Egg whites...? Are those really okay for mantids? (Not to doubt you or anything, but I've never heard of that...)


----------



## ScienceGirl (Feb 18, 2013)

agent A said:


> egg yolk- yes urine-no
> 
> brain matter- yes fecal matter- no
> 
> tomato soup (a favorite among creobroters)- yes baked beans- no


Tomato Soup? I've never heard of that either.

Maybe it's time for a couple of us to move to New York City and open up a mantid and owner restaurant.

(They have one for dogs and owners in Kansas City, MO... "The Three Dogs Bakery": http://www.threedog.com/?gclid=CPXI7cSrwbUCFcR7QgodhA4A0w. You can practicaly make any shop in NYC. "Get-rich-quick plan" anyone?  )


----------



## TheOtherSpecies (Feb 18, 2013)

ScienceGirl said:


> Egg whites...? Are those really okay for mantids? (Not to doubt you or anything, but I've never heard of that...)

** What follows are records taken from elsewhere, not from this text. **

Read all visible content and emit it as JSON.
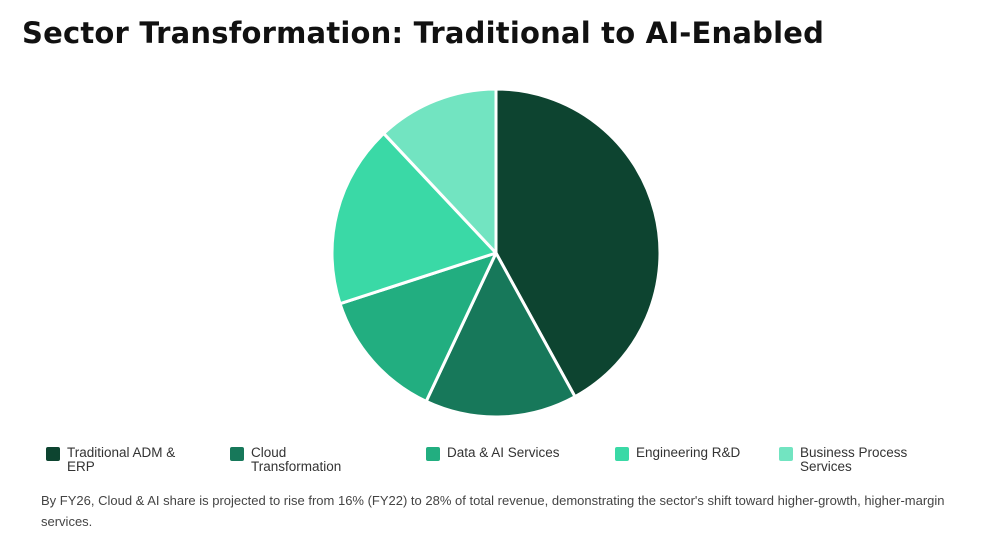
{
  "title": "Sector Transformation: Traditional to AI-Enabled",
  "chart_data": {
    "type": "pie",
    "title": "Sector Transformation: Traditional to AI-Enabled",
    "categories": [
      "Traditional ADM & ERP",
      "Cloud Transformation",
      "Data & AI Services",
      "Engineering R&D",
      "Business Process Services"
    ],
    "values": [
      42,
      15,
      13,
      18,
      12
    ],
    "colors": [
      "#0D4430",
      "#17785A",
      "#22AE80",
      "#3AD9A6",
      "#72E4C1"
    ],
    "start_angle": "12 o'clock, clockwise",
    "legend_position": "bottom",
    "annotation": "By FY26, Cloud & AI share is projected to rise from 16% (FY22) to 28% of total revenue, demonstrating the sector's shift toward higher-growth, higher-margin services."
  },
  "legend": [
    {
      "label": "Traditional ADM & ERP",
      "color": "#0D4430"
    },
    {
      "label": "Cloud Transformation",
      "color": "#17785A"
    },
    {
      "label": "Data & AI Services",
      "color": "#22AE80"
    },
    {
      "label": "Engineering R&D",
      "color": "#3AD9A6"
    },
    {
      "label": "Business Process Services",
      "color": "#72E4C1"
    }
  ],
  "footnote": "By FY26, Cloud & AI share is projected to rise from 16% (FY22) to 28% of total revenue, demonstrating the sector's shift toward higher-growth, higher-margin services."
}
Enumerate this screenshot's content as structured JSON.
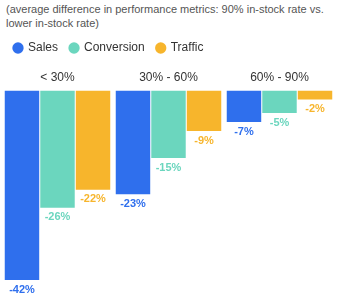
{
  "chart_data": {
    "type": "bar",
    "subtitle": "(average difference in performance metrics: 90% in-stock rate vs. lower in-stock rate)",
    "categories": [
      "< 30%",
      "30% - 60%",
      "60% - 90%"
    ],
    "series": [
      {
        "name": "Sales",
        "color": "#2f6fed",
        "values": [
          -42,
          -23,
          -7
        ],
        "value_labels": [
          "-42%",
          "-23%",
          "-7%"
        ]
      },
      {
        "name": "Conversion",
        "color": "#6bd6be",
        "values": [
          -26,
          -15,
          -5
        ],
        "value_labels": [
          "-26%",
          "-15%",
          "-5%"
        ]
      },
      {
        "name": "Traffic",
        "color": "#f7b52c",
        "values": [
          -22,
          -9,
          -2
        ],
        "value_labels": [
          "-22%",
          "-9%",
          "-2%"
        ]
      }
    ],
    "ylim": [
      -42,
      0
    ],
    "legend": "top-left",
    "data_labels": true,
    "tick_labels": "x",
    "grid": false
  }
}
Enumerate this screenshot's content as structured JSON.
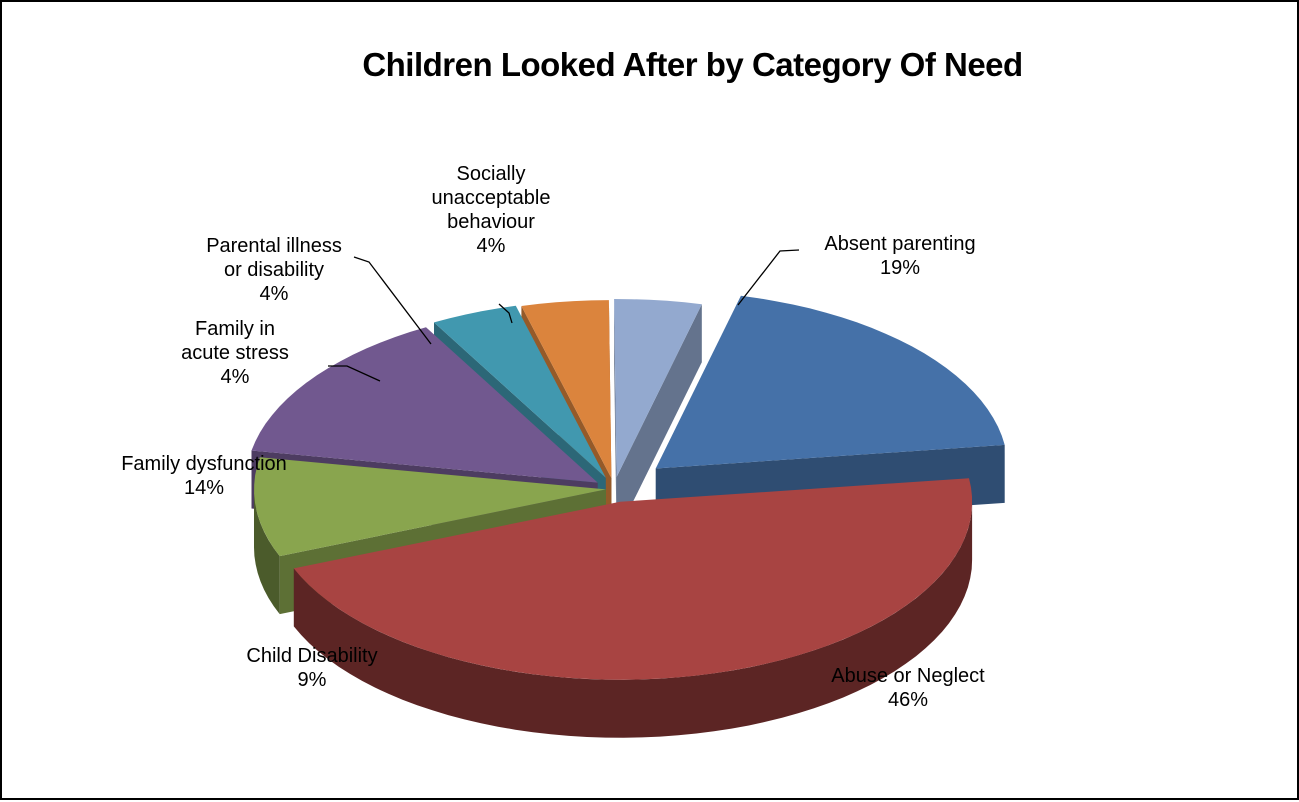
{
  "chart_data": {
    "type": "pie",
    "title": "Children Looked After by Category Of Need",
    "style": "3d-exploded",
    "categories": [
      "Absent parenting",
      "Abuse or Neglect",
      "Child Disability",
      "Family dysfunction",
      "Family in acute stress",
      "Parental illness or disability",
      "Socially unacceptable behaviour"
    ],
    "values": [
      19,
      46,
      9,
      14,
      4,
      4,
      4
    ],
    "value_labels": [
      "19%",
      "46%",
      "9%",
      "14%",
      "4%",
      "4%",
      "4%"
    ],
    "label_lines": [
      [
        "Absent parenting",
        "19%"
      ],
      [
        "Abuse or Neglect",
        "46%"
      ],
      [
        "Child Disability",
        "9%"
      ],
      [
        "Family dysfunction",
        "14%"
      ],
      [
        "Family in",
        "acute stress",
        "4%"
      ],
      [
        "Parental illness",
        "or disability",
        "4%"
      ],
      [
        "Socially",
        "unacceptable",
        "behaviour",
        "4%"
      ]
    ],
    "colors": [
      "#4571A8",
      "#A84442",
      "#89A54E",
      "#71588F",
      "#4198AF",
      "#DB843D",
      "#93A9CF"
    ],
    "legend": "none"
  }
}
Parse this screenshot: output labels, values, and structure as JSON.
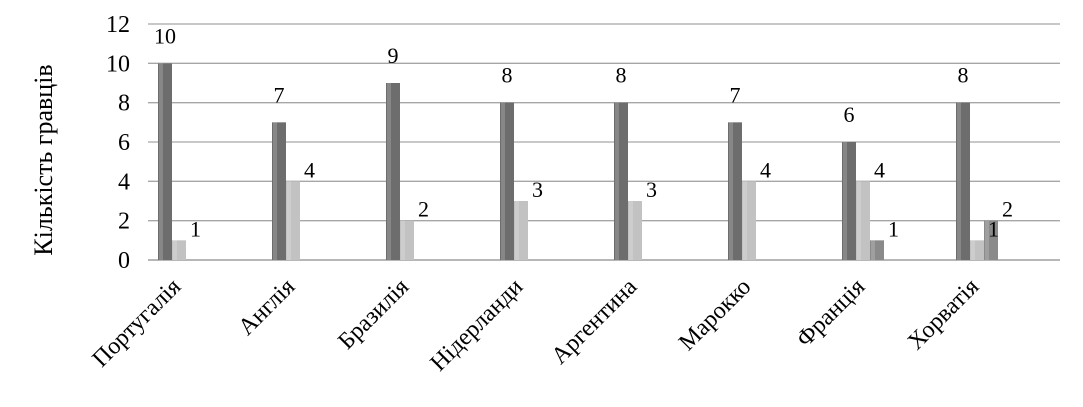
{
  "chart_data": {
    "type": "bar",
    "title": "",
    "xlabel": "",
    "ylabel": "Кількість гравців",
    "ylim": [
      0,
      12
    ],
    "yticks": [
      0,
      2,
      4,
      6,
      8,
      10,
      12
    ],
    "grid": true,
    "categories": [
      "Португалія",
      "Англія",
      "Бразилія",
      "Нідерланди",
      "Аргентина",
      "Марокко",
      "Франція",
      "Хорватія"
    ],
    "series": [
      {
        "values": [
          10,
          7,
          9,
          8,
          8,
          7,
          6,
          8
        ],
        "color": "#6d6d6d"
      },
      {
        "values": [
          1,
          4,
          2,
          3,
          3,
          4,
          4,
          1
        ],
        "color": "#c2c2c2"
      },
      {
        "values": [
          0,
          0,
          0,
          0,
          0,
          0,
          1,
          2
        ],
        "color": "#8a8a8a"
      }
    ]
  }
}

Yes I am curious too! I use to down straight egg whites and the chances of getting

Salmonella poisoning is slim but still it makes you wonder what kind of effect it would take on a mantis.

Salmonella anyone?

Menudo-Yes Hot Sause-No


----------



## glock34girl (Feb 18, 2013)

TheOtherSpecies said:


> Yes I am curious too! I use to down straight egg whites and the chances of getting
> 
> Salmonella poisoning is slim but still it makes you wonder what kind of effect it would take on a mantis.
> 
> ...


I love menudo


----------